Некоторые американцы стали носить французские трехцветные кокарды и петь французские революционные песни. Революционная Франция ответила взаимностью, предоставив почетное французское гражданство нескольким американцам — Джорджу Вашингтону, Томасу Пейну, Александру Гамильтону и Джеймсу Мэдисону — за то, что они мужественно отстаивали дело свободы.
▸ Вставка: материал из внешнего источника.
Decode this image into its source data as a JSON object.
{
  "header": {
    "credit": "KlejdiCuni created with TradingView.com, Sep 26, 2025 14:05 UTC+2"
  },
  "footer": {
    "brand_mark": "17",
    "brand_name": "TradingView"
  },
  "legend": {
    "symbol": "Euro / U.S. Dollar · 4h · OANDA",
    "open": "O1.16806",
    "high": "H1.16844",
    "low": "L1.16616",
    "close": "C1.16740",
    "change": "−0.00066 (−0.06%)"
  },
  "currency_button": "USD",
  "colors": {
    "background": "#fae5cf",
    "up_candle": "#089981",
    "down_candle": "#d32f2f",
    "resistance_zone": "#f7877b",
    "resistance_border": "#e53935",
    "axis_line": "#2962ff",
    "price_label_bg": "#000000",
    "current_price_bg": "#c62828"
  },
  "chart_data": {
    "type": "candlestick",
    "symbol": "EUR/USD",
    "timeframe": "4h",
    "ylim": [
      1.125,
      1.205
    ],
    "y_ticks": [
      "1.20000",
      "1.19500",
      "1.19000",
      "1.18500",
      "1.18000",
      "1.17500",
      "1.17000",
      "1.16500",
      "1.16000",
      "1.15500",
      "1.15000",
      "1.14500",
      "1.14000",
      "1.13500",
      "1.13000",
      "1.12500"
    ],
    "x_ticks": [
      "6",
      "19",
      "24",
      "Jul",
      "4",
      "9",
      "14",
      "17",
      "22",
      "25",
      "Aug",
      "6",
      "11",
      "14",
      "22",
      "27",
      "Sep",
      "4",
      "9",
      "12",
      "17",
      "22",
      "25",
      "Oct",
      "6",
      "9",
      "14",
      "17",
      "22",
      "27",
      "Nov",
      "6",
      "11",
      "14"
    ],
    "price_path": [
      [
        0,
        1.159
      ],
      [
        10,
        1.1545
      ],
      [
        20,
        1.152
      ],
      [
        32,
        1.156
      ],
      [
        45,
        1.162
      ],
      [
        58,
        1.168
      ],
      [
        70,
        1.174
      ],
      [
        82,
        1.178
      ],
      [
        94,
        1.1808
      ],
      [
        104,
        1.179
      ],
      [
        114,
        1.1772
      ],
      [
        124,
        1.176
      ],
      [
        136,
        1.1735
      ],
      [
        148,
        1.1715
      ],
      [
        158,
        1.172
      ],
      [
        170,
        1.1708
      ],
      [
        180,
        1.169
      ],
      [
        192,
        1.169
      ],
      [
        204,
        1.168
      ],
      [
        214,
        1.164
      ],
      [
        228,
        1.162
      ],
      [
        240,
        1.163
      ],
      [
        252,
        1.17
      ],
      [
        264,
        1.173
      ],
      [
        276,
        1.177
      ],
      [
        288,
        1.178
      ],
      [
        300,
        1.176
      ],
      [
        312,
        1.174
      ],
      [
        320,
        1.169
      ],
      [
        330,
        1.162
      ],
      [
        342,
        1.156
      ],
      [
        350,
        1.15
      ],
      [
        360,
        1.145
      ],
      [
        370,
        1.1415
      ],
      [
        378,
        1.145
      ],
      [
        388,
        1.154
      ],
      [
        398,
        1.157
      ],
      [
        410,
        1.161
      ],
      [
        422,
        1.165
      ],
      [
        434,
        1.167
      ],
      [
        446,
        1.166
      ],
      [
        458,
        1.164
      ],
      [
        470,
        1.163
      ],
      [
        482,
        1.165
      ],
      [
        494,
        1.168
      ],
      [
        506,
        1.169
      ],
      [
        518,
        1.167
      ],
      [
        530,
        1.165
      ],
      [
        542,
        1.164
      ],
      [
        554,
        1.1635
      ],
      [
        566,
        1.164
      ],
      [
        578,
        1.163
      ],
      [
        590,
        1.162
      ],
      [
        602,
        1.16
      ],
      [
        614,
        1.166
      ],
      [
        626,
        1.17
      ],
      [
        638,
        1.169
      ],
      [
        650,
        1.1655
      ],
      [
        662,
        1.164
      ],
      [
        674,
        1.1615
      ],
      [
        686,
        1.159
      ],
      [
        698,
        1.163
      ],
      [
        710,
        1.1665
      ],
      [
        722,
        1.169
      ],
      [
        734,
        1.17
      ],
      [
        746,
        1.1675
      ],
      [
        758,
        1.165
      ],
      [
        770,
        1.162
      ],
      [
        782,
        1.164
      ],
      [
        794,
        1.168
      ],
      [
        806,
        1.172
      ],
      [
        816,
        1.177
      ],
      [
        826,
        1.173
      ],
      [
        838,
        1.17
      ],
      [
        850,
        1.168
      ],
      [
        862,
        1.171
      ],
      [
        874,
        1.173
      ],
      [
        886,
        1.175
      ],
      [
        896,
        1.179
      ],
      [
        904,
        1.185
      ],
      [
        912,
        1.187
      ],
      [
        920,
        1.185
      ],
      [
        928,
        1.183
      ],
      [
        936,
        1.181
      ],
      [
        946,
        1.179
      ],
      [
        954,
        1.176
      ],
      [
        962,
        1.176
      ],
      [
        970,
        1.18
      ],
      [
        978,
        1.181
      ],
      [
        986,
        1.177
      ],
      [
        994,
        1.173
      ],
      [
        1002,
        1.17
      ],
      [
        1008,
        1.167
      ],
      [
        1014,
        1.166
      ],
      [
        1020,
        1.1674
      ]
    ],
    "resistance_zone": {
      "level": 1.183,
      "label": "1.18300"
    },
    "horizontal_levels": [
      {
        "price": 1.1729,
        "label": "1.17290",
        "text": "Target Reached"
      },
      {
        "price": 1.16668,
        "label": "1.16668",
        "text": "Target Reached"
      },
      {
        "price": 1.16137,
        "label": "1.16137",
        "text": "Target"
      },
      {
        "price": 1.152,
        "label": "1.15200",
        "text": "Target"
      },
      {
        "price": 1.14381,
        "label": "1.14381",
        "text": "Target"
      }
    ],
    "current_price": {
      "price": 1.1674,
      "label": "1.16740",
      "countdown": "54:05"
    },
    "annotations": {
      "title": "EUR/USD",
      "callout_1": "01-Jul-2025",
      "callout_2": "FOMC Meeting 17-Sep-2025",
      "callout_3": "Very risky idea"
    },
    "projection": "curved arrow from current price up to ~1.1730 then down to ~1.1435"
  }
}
Всю зиму 1792–1793 годов американцы праздновали победу при Вальми по всему континенту с колоколами, иллюминацией и парадами; действительно, почти все в западном мире, включая Гете, который присутствовал на сражении, вскоре поняли, что революционный энтузиазм французской армии при Вальми представляет собой, по словам Гете, начало «новой эпохи в истории мира». Празднование 24 января 1793 года в Бостоне, который был центром консервативного федерализма, стало самым масштабным праздником, в котором приняли участие тысячи горожан; по сути, это был самый большой публичный праздник, который когда-либо проводился в Северной Америке. [454]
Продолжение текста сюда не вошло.